State v. Smith, 95 Ohio St.3d 127, 2002-Ohio-1753, 766 N.E.2d 588.

{¶4} In addition, the Supreme Court of Ohio, in State v. Spivey, 84 Ohio St.3d

24, 1998-Ohio-704, 701 N.E.2d 696, held that:

In State v. Reed (1996), 74 Ohio St.3d 534, 535, 660 N.E.2d 456, 458, we held that the two-prong analysis found in Strickland v. Washington (1984), 466 U.S. 668, 104 S.Ct 2052, 80 L.Ed 674, is the appropriate standard to assess a defense request for reopening under App.R. 26(B)(5). [Applicant] must prove that his counsel were deficient for failing to raise the issues he now presents, as well as showing that had he presented those claims on appeal, there was a “reasonable probability” that he would have been successful. Thus [applicant] bears the burden of establishing that there was a “genuine issue” as to whether he has a “colorable claim” of ineffective assistance of counsel on appeal.

Id.

{¶5} It is also well settled that appellate counsel is not required to raise and argue

assignments of error that are meritless. Jones v. Barnes, 463 U.S. 745, 103 S.Ct. 3308,

77 L.Ed.2d 987 (1983). Appellate counsel cannot be considered ineffective for failing

to raise every conceivable assignment of error on appeal. Jones v. Barnes, supra; State

v. Grimm, 73 Ohio St.3d 413, 1995-Ohio-24, 653 N.E.2d 253; State v. Campbell, 69 Ohio

St.3d 38, 1994-Ohio-492, 630 N.E.2d 339.

{¶6} In Strickland, the United States Supreme Court also stated that a court’s

scrutiny of an attorney’s work must be deferential. The court further stated that it is too

tempting for a defendant to second-guess his attorney after conviction and appeal and that it would be all to easy for a court to conclude that a specific act or omission was deficient,

especially when examining the matter in hindsight. Accordingly, “a court must indulge

a strong presumption that counsel’s conduct falls within the wide range of reasonable

professional assistance; that is, the defendant must overcome the presumption that, under

the circumstances, the challenged action might be considered sound trial strategy.” Id.

at 689.

{¶7} Finally, the United States Supreme Court has upheld the appellate attorney’s discretion to decide which issues he or she believes are the most fruitful arguments and the importance of winnowing out weaker arguments on appeal and focusing on one central issue or at most a few key issues. Jones v. Barnes, supra.

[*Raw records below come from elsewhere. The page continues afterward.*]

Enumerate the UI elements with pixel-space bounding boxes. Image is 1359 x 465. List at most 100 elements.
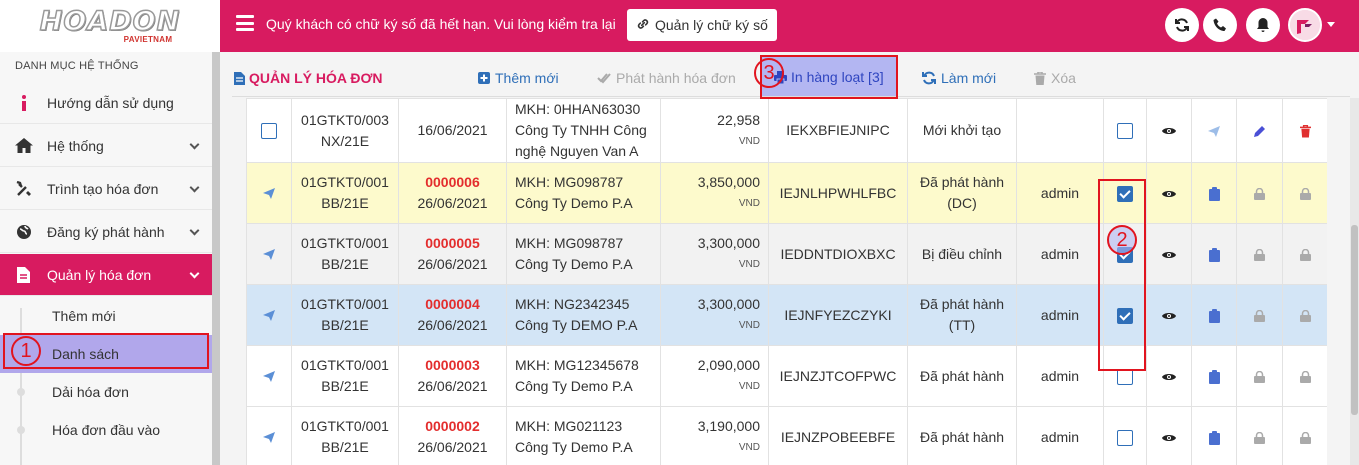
invoice-status: Mới khởi tạo — [922, 122, 1002, 138]
user-avatar[interactable] — [1288, 8, 1322, 42]
action-button[interactable] — [1282, 98, 1327, 163]
page-title: QUẢN LÝ HÓA ĐƠN — [234, 70, 383, 86]
view-button[interactable] — [1146, 406, 1192, 465]
created-by: admin — [1040, 306, 1080, 323]
menu-toggle-button[interactable] — [236, 15, 254, 31]
action-button[interactable] — [1191, 406, 1237, 465]
select-checkbox[interactable] — [1117, 368, 1133, 385]
pattern-cell: 01GTKT0/001 BB/21E — [291, 223, 399, 285]
expiry-notice: Quý khách có chữ ký số đã hết hạn. Vui l… — [266, 16, 616, 32]
user-cell: admin — [1016, 406, 1104, 465]
status-cell: Bị điều chỉnh — [907, 223, 1017, 285]
created-by: admin — [1040, 428, 1080, 445]
send-cell[interactable] — [246, 162, 292, 224]
action-button[interactable] — [1191, 223, 1237, 285]
sidebar-scrollbar[interactable] — [212, 52, 220, 465]
row-select-cell[interactable] — [246, 98, 292, 163]
status-cell: Đã phát hành (DC) — [907, 162, 1017, 224]
lock-icon — [1254, 370, 1265, 383]
logo[interactable]: HOADON PAVIETNAM — [0, 0, 220, 52]
invoice-date: 26/06/2021 — [417, 317, 488, 333]
action-button[interactable] — [1236, 284, 1283, 346]
action-button[interactable] — [1282, 284, 1327, 346]
submenu-item-invoice-range[interactable]: Dải hóa đơn — [0, 373, 212, 411]
invoice-number: 0000004 — [425, 296, 480, 312]
currency-label: VND — [738, 381, 760, 392]
action-button[interactable] — [1191, 284, 1237, 346]
annotation-number-3: 3 — [754, 58, 784, 88]
sync-icon — [1175, 18, 1189, 32]
submenu-label: Dải hóa đơn — [52, 384, 129, 400]
table-row[interactable]: 01GTKT0/001 BB/21E 0000004 26/06/2021 MKH: N… — [246, 284, 1327, 346]
lock-icon — [1254, 431, 1265, 444]
notification-button[interactable] — [1246, 8, 1280, 42]
action-button[interactable] — [1236, 223, 1283, 285]
row-select-checkbox[interactable] — [261, 123, 277, 140]
status-suffix: (DC) — [947, 195, 977, 211]
customer-code: MKH: NG2342345 — [515, 296, 630, 312]
send-cell[interactable] — [246, 284, 292, 346]
invoice-amount: 3,300,000 — [697, 296, 760, 312]
view-button[interactable] — [1146, 162, 1192, 224]
customer-code: MKH: MG12345678 — [515, 357, 639, 373]
select-checkbox[interactable] — [1117, 123, 1133, 140]
select-cell[interactable] — [1103, 406, 1147, 465]
pencil-icon — [1253, 126, 1265, 138]
refresh-button[interactable]: Làm mới — [922, 70, 996, 86]
add-invoice-button[interactable]: Thêm mới — [478, 70, 559, 86]
send-icon — [263, 310, 275, 322]
delete-button[interactable]: Xóa — [1034, 70, 1076, 86]
customer-name: Công Ty Demo P.A — [515, 439, 633, 455]
sidebar-item-invoice-management[interactable]: Quản lý hóa đơn — [0, 254, 212, 296]
sync-button[interactable] — [1165, 8, 1199, 42]
action-button[interactable] — [1236, 345, 1283, 407]
submenu-item-input-invoices[interactable]: Hóa đơn đầu vào — [0, 411, 212, 449]
view-button[interactable] — [1146, 223, 1192, 285]
table-row[interactable]: 01GTKT0/001 BB/21E 0000005 26/06/2021 MKH: M… — [246, 223, 1327, 285]
logo-wordmark: HOADON — [39, 6, 181, 37]
action-button[interactable] — [1191, 345, 1237, 407]
sidebar: DANH MỤC HỆ THỐNG Hướng dẫn sử dụng Hệ t… — [0, 52, 220, 465]
send-cell[interactable] — [246, 406, 292, 465]
clipboard-icon — [1208, 430, 1220, 445]
view-button[interactable] — [1146, 345, 1192, 407]
select-checkbox[interactable] — [1117, 429, 1133, 446]
phone-button[interactable] — [1203, 8, 1237, 42]
issue-invoice-button[interactable]: Phát hành hóa đơn — [597, 70, 736, 86]
table-row[interactable]: 01GTKT0/001 BB/21E 0000002 26/06/2021 MKH: M… — [246, 406, 1327, 465]
send-cell[interactable] — [246, 345, 292, 407]
invoice-series: NX/21E — [320, 132, 370, 149]
sidebar-item-system[interactable]: Hệ thống — [0, 125, 212, 167]
annotation-number-1: 1 — [11, 336, 41, 366]
action-button[interactable] — [1282, 345, 1327, 407]
manage-signature-button[interactable]: Quản lý chữ ký số — [627, 9, 777, 41]
action-button[interactable] — [1282, 223, 1327, 285]
invoice-series: BB/21E — [321, 317, 369, 333]
chevron-down-icon[interactable] — [1327, 22, 1335, 27]
action-button[interactable] — [1236, 406, 1283, 465]
sidebar-item-guide[interactable]: Hướng dẫn sử dụng — [0, 82, 212, 124]
currency-label: VND — [738, 320, 760, 331]
table-row[interactable]: 01GTKT0/003 NX/21E 16/06/2021 MKH: 0HHAN630… — [246, 98, 1327, 163]
action-button[interactable] — [1191, 162, 1237, 224]
action-button[interactable] — [1236, 98, 1283, 163]
sidebar-item-register-issue[interactable]: Đăng ký phát hành — [0, 211, 212, 253]
view-button[interactable] — [1146, 284, 1192, 346]
table-row[interactable]: 01GTKT0/001 BB/21E 0000006 26/06/2021 MKH: M… — [246, 162, 1327, 224]
action-button[interactable] — [1191, 98, 1237, 163]
submenu-item-add[interactable]: Thêm mới — [0, 297, 212, 335]
table-row[interactable]: 01GTKT0/001 BB/21E 0000003 26/06/2021 MKH: M… — [246, 345, 1327, 407]
lookup-code-cell: IEJNLHPWHLFBC — [768, 162, 908, 224]
action-button[interactable] — [1236, 162, 1283, 224]
table-scrollbar-thumb[interactable] — [1351, 225, 1358, 415]
send-cell[interactable] — [246, 223, 292, 285]
action-button[interactable] — [1282, 406, 1327, 465]
sidebar-item-invoice-builder[interactable]: Trình tạo hóa đơn — [0, 168, 212, 210]
lock-icon — [1254, 309, 1265, 322]
select-cell[interactable] — [1103, 98, 1147, 163]
status-suffix: (TT) — [948, 317, 976, 333]
view-button[interactable] — [1146, 98, 1192, 163]
lookup-code: IEKXBFIEJNIPC — [786, 122, 890, 138]
lock-icon — [1299, 248, 1311, 261]
action-button[interactable] — [1282, 162, 1327, 224]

{¶8} West, in support of his claim of ineffective assistance of appellate counsel,

raises seven proposed assignments of error. The first and second proposed assignments

of error are:

The trial court erred when it held the forfeiture hearing without jurisdiction since an appeal was pending when the hearing was held to dispose [of] the property on Scranton Avenue.

The trial court erred when it forfeited property owned by the appellant that is not listed in the bill of particulars and indictment.

{¶9} West, through his first proposed assignment of error, argues that the trial

court was without jurisdiction to conduct a forfeiture hearing, as to property located on

Scranton Road in the city of Cleveland, Ohio, based upon the transfer of jurisdiction

principle. Through the second proposed assignment of error, West argues that the trial

court was not permitted to forfeit the Scranton Road property because it was not properly

identified in either the indictment or the bill of particulars. The issues of transfer of jurisdiction and improper identification of the Scranton Road property in the indictment

and/or bill of particulars was previously raised and addressed through a writ of

prohibition filed by West and the prior appeal.

* * * Todd West asserts that the trial court must have lost all jurisdiction after he appealed his convictions in October 2011. As a second argument, he asserts that the trial judge did not have the jurisdiction to order the forfeiture of Permanent Parcel No. 004-10-006, because it was not explicitly stated in the indictment. * * *

He implicitly argues that the failure to include all of the permanent parcel numbers in the specification creates a jurisdictional defect in the indictment.